The announcement of the code extension facilities, if
transmitted, must appear in this data set. Designation and
invocation of graphic and control function sets (shifting) may be
transmitted anywhere where the escape and the other
necessary control characters are permitted. However, it is
recommended to transmit in this data set an initial designation
and invocation, i.e. to define all designations and the shift status
currently in use by transmitting the appropriate escape
sequences and locking-shift functions.
If 1:90 is omitted, the default for records 2-6 and 8 is ISO 646
IRV (7 bits) or ISO 4873 DV (8 bits).
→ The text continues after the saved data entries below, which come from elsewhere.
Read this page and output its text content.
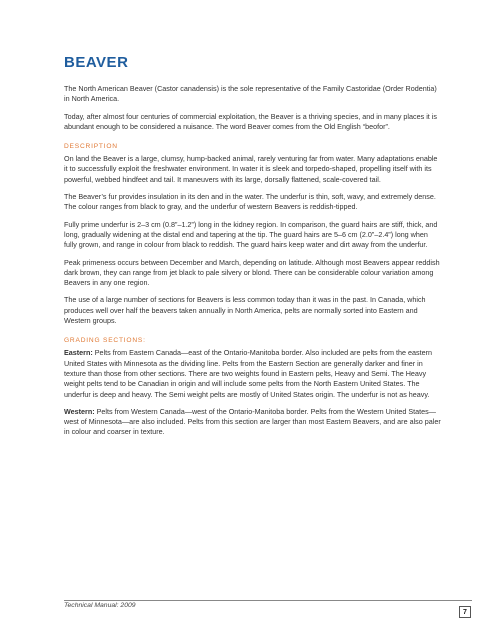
BEAVER

The North American Beaver (Castor canadensis) is the sole representative of the Family Castoridae (Order Rodentia) in North America.

Today, after almost four centuries of commercial exploitation, the Beaver is a thriving species, and in many places it is abundant enough to be considered a nuisance. The word Beaver comes from the Old English “beofor”.

DESCRIPTION

On land the Beaver is a large, clumsy, hump-backed animal, rarely venturing far from water. Many adaptations enable it to successfully exploit the freshwater environment. In water it is sleek and torpedo-shaped, propelling itself with its powerful, webbed hindfeet and tail. It maneuvers with its large, dorsally flattened, scale-covered tail.

The Beaver’s fur provides insulation in its den and in the water. The underfur is thin, soft, wavy, and extremely dense. The colour ranges from black to gray, and the underfur of western Beavers is reddish-tipped.

Fully prime underfur is 2–3 cm (0.8”–1.2”) long in the kidney region. In comparison, the guard hairs are stiff, thick, and long, gradually widening at the distal end and tapering at the tip. The guard hairs are 5–6 cm (2.0”–2.4”) long when fully grown, and range in colour from black to reddish. The guard hairs keep water and dirt away from the underfur.

Peak primeness occurs between December and March, depending on latitude. Although most Beavers appear reddish dark brown, they can range from jet black to pale silvery or blond. There can be considerable colour variation among Beavers in any one region.

The use of a large number of sections for Beavers is less common today than it was in the past. In Canada, which produces well over half the beavers taken annually in North America, pelts are normally sorted into Eastern and Western groups.

GRADING SECTIONS:

Eastern: Pelts from Eastern Canada—east of the Ontario-Manitoba border. Also included are pelts from the eastern United States with Minnesota as the dividing line. Pelts from the Eastern Section are generally darker and finer in texture than those from other sections. There are two weights found in Eastern pelts, Heavy and Semi. The Heavy weight pelts tend to be Canadian in origin and will include some pelts from the North Eastern United States. The underfur is deep and heavy. The Semi weight pelts are mostly of United States origin. The underfur is not as heavy.

Western: Pelts from Western Canada—west of the Ontario-Manitoba border. Pelts from the Western United States—west of Minnesota—are also included. Pelts from this section are larger than most Eastern Beavers, and are also paler in colour and coarser in texture.

Technical Manual: 2009
7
Record 1 shall always use
ISO 646 IRV or ISO 4873 DV respectively.
Comment 15 caulier.gilles 2016-03-07 07:21:52 UTC
This entry is illegible for GSoC 2016 project  :

https://community.kde.org/GSoC/2016/Ideas#Project:_digiKam_MetadataHub_improvements
Comment 16 Eric Bayard 2019-02-23 09:39:31 UTC
As stated by Mikolaj Machowski UFT8 is explicitley and clearly part of IPTC standard.

just checking on the IPTC standard group website will confirm it.

http://www.metadataworkinggroup.org/pdf/mwg_guidance.pdf

The metadata working group is the group that nows, set the iptc and xmp standards

All software to manipulate photo metadata I know of are able to deal with IPTC written in UFT8 (adobe, window, exiftool,...).
This is a big problem for Digikam as all chinese,... caracters gets "corrupted".
This is the only thing that locks me with lightroom.

I would love see this change.
regards
Comment 17 Eric Bayard 2019-02-23 10:38:01 UTC
Actually this issue is related/has been reproted several times  ex:
issues number 195508, 370558, 379050, 379581
Comment 18 caulier.gilles 2020-08-29 20:20:35 UTC
For digiKam 7.1.0, Iptc in digiKam will support fully UTF8. 

Bugs #379581, #379050, #370558 are now closed.

Gilles Caulier